In August 2014, Dr. William Thompson, a senior scientist at the Centers for Disease Control and Prevention, worked with a whistleblower attorney to provide my office with documents related to a 2004 CDC study that examined the possibility of a relationship between [the] mumps, measles, rubella vaccine and autism. In a statement released in August, 2014, Dr. Thompson stated, ‘I regret that my co-authors and I omitted statistically significant information in our 2004 article published in the journal Pediatrics.’
Mr. Speaker, I respectfully request the following excepts from the statement written by Dr. Thompson be entered into the record.
[Now quoting Dr. Thompson.]
‘My primary job duties while working in the immunization safety branch from 2000 to 2006, were to later co-lead three major vaccine safety studies. The MADDSP, MMR autism cases control study was being carried out in response to the Wakefield-Lancet study that suggested an association between the MMR vaccine and an autism-like health outcome. There were several major concerns among scientists and consumer advocates outside the CDC in the fall of 2000, regarding the execution of the Verstraeten Study. One of the important goals that was determined up front, in the spring of 2001, before any of these studies started, was to have all three protocols vetted outside the CDC prior to the start of the analyses so consumer advocates could not claim that we were presenting analyses that suited our own goals and biases. We hypothesized that if we found statistically significant effects at either 18 or 36 month thresholds, we would conclude that vaccinating children early with MMR vaccine could lead to autism-like characteristics or features. We all met and finalized the study protocol and analysis plan. The goal was to not deviate from the analysis plan to avoid the debacle that occurred with the Verstraeten thimerosal study published in Pediatrics in 2003.
‘At the Sept 5th meeting we discussed in detail how to code race for both the sample and the birth certificate sample. At the bottom of table 7, it also shows that for the non-birth certificate sample, the adjusted race effect statistical significance was huge.

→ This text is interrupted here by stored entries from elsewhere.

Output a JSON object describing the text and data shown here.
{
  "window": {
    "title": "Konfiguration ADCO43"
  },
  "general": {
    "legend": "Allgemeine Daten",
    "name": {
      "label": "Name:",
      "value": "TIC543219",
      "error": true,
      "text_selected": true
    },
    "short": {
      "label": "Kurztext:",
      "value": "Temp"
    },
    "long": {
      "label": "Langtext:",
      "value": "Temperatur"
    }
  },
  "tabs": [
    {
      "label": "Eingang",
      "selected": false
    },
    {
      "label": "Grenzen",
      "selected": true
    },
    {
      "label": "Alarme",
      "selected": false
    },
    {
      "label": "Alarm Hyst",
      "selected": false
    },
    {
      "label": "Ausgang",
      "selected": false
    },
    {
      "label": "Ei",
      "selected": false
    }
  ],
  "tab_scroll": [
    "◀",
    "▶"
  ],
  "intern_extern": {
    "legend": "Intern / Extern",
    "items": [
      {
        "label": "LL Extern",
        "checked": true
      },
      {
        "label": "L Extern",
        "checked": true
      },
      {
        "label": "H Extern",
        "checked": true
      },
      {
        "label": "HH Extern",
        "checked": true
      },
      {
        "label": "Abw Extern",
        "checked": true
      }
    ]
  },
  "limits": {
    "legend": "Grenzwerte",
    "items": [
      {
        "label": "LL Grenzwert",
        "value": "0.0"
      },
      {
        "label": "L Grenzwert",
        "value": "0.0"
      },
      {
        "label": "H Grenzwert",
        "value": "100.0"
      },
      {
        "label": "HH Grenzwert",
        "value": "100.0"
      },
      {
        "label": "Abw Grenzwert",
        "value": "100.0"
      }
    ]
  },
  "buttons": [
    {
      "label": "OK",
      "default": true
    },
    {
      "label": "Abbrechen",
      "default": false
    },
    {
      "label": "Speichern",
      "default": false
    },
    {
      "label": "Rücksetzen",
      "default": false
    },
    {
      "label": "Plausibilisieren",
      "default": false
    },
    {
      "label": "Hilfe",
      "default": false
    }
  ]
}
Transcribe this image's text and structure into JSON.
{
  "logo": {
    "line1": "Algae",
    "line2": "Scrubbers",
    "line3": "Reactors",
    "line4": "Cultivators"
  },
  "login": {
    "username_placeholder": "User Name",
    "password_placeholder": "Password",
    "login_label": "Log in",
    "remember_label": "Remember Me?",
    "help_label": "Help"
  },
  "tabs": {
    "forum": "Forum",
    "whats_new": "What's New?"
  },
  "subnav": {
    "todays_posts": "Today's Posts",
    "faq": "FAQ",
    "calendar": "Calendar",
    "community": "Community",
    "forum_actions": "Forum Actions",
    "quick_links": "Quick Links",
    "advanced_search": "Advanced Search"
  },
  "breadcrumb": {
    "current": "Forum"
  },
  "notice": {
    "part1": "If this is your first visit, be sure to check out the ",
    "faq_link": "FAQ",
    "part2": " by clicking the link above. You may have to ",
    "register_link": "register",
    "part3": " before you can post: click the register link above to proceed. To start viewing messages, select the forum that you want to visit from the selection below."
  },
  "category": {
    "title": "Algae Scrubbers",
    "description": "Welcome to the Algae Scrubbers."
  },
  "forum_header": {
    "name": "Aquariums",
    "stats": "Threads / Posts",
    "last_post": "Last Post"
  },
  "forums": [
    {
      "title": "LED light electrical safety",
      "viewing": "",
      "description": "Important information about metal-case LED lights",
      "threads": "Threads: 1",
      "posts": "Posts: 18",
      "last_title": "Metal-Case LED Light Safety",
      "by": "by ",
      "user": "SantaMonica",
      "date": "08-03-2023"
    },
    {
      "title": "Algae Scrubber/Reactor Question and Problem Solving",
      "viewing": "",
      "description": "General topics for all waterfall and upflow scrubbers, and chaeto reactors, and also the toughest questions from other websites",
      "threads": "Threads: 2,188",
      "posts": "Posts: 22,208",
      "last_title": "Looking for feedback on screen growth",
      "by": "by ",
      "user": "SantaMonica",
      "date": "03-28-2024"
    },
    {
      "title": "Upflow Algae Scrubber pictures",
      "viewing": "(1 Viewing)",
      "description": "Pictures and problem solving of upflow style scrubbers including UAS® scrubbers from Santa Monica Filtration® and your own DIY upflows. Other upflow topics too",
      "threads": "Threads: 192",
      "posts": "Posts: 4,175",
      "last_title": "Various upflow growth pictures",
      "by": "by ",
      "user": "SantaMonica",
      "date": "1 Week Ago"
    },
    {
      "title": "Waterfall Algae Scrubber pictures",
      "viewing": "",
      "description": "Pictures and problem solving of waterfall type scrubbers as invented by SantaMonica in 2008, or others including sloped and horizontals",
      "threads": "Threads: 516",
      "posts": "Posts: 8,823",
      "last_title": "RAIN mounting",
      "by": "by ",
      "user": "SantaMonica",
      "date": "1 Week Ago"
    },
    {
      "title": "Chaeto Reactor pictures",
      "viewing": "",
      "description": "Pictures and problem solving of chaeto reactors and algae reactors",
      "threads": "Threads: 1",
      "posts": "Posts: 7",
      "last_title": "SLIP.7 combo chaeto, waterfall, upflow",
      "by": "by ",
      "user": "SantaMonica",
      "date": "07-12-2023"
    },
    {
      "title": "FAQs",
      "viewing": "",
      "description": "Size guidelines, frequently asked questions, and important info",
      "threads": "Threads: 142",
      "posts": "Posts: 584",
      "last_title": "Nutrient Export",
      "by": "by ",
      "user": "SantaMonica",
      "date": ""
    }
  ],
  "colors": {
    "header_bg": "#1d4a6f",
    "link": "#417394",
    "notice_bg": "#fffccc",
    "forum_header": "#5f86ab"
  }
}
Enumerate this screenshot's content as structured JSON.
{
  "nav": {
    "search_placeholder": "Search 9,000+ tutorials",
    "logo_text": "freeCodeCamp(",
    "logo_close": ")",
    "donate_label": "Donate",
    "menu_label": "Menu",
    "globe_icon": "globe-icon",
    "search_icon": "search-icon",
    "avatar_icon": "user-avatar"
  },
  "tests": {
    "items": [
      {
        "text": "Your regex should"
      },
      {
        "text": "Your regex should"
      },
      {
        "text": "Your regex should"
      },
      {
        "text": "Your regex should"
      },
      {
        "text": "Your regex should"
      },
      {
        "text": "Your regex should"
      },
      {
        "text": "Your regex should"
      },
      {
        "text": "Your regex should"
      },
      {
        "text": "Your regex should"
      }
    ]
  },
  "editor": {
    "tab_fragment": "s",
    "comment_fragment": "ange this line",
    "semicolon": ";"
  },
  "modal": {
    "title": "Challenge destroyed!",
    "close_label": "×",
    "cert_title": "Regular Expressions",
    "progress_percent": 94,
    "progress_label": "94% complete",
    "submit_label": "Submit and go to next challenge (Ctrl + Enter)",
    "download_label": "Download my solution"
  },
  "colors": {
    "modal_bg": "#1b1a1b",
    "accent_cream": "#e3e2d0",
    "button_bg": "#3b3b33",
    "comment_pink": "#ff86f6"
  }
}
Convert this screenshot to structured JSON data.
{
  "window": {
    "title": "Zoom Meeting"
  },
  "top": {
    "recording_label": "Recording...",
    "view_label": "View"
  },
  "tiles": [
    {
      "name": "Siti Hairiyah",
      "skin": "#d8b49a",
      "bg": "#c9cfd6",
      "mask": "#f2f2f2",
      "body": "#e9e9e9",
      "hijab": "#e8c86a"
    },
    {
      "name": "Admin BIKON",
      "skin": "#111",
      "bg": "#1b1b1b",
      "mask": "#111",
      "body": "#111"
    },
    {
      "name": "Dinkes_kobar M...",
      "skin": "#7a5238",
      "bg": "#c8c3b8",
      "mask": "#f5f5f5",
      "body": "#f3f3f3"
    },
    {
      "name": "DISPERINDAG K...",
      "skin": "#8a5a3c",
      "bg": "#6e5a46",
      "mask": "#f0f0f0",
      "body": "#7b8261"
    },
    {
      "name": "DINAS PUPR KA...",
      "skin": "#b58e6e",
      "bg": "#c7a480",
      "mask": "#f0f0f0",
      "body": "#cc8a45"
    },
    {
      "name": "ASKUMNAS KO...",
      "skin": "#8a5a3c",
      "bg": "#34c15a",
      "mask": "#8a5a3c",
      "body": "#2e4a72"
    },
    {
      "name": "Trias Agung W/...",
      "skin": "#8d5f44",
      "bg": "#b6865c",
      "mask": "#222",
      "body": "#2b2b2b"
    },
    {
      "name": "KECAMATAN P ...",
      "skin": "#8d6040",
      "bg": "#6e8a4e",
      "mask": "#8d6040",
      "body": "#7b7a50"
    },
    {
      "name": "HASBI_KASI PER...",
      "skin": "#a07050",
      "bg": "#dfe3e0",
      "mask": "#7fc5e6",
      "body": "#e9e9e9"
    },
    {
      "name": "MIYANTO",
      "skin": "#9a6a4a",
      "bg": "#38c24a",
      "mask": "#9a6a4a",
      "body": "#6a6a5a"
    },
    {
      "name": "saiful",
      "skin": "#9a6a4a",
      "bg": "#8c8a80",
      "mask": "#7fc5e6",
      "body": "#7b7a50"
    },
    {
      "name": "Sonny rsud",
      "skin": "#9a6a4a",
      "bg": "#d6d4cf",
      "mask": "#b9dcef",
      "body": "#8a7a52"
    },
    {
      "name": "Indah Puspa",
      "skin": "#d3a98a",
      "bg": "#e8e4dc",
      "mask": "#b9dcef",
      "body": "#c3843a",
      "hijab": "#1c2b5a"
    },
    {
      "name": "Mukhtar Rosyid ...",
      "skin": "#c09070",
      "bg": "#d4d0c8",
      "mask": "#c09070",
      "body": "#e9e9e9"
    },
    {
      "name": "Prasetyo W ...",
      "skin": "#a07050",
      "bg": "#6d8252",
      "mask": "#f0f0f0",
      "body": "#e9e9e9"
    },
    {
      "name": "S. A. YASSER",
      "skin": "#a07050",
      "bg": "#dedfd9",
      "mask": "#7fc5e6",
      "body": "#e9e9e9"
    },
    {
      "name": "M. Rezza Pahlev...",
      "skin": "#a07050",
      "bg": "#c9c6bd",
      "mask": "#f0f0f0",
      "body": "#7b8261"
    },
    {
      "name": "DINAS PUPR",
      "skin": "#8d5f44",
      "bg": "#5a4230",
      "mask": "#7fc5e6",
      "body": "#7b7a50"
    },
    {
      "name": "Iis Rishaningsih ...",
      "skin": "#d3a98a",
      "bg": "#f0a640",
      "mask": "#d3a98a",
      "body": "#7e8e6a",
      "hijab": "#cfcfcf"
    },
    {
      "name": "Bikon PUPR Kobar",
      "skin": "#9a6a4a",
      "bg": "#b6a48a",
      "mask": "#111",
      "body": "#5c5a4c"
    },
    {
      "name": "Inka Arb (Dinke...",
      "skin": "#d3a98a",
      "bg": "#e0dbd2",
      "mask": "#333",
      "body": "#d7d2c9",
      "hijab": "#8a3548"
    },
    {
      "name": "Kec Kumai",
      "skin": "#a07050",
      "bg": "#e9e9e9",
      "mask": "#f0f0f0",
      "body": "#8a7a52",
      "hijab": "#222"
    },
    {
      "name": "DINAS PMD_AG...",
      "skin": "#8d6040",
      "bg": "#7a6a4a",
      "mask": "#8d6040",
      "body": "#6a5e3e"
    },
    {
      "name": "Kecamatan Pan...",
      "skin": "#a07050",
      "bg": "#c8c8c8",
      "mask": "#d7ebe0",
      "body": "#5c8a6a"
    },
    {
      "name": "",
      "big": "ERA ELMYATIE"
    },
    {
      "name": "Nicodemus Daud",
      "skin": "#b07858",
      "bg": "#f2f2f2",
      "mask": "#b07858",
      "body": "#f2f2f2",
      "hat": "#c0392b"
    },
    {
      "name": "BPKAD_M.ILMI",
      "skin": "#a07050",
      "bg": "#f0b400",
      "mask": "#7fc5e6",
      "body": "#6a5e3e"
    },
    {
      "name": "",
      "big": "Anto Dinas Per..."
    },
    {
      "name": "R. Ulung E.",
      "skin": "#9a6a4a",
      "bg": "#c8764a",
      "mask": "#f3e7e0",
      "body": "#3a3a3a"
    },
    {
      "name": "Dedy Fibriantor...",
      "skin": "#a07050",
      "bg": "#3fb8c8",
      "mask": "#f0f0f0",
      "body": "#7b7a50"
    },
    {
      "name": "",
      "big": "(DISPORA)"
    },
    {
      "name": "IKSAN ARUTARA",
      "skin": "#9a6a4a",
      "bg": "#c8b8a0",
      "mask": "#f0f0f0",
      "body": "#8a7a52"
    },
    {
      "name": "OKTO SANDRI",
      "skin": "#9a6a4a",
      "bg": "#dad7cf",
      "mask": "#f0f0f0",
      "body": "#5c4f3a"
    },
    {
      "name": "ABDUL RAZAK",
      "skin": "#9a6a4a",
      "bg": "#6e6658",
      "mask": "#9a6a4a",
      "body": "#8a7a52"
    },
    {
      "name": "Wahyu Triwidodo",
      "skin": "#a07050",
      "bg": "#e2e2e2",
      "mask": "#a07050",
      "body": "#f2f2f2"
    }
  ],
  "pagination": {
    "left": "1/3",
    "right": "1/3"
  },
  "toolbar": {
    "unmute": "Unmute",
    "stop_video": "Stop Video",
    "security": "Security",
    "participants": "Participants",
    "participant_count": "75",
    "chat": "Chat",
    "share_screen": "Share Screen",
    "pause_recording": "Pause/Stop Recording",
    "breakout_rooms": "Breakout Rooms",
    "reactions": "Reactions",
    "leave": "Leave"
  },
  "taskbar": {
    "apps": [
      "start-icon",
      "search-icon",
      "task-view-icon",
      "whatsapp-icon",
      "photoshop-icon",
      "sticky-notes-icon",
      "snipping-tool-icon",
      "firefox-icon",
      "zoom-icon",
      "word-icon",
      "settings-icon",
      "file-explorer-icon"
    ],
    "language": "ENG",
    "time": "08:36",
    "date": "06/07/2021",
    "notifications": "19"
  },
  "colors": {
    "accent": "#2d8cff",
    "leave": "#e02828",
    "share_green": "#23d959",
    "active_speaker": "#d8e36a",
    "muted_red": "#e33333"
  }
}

‘All the authors and I met and decided sometime between August and September 2002, not to report any race effects from the paper. Sometime soon after the meeting, we decided to exclude reporting any race effects. The co-authors scheduled a meeting to destroy documents related to the study. The remaining four co-authors all met and brought a big garbage can into the meeting room, and reviewed and went through all the hardcopy documents that we had thought we should discard, and put them into a huge garbage can. However, because I assumed it was illegal and would violate both FOIA and DOJ requests, I kept hardcopies of all documents in my office, and I retain all associated computer files. I believe we intentionally withheld controversial findings from the final draft of the Pediatrics paper.’
Mr. Speaker, I believe it is our duty to insure that the documents that Dr. Thompson are not ignored. Therefore I will provide them to members of Congress and the House Committees upon request. Considering the nature of the whistleblower’s documents as well as the involvement of the CDC, a hearing and a thorough investigation is warranted.
So I ask, Mr. Speaker, I beg, I implore my colleagues on the appropriations committees to please, please take such action.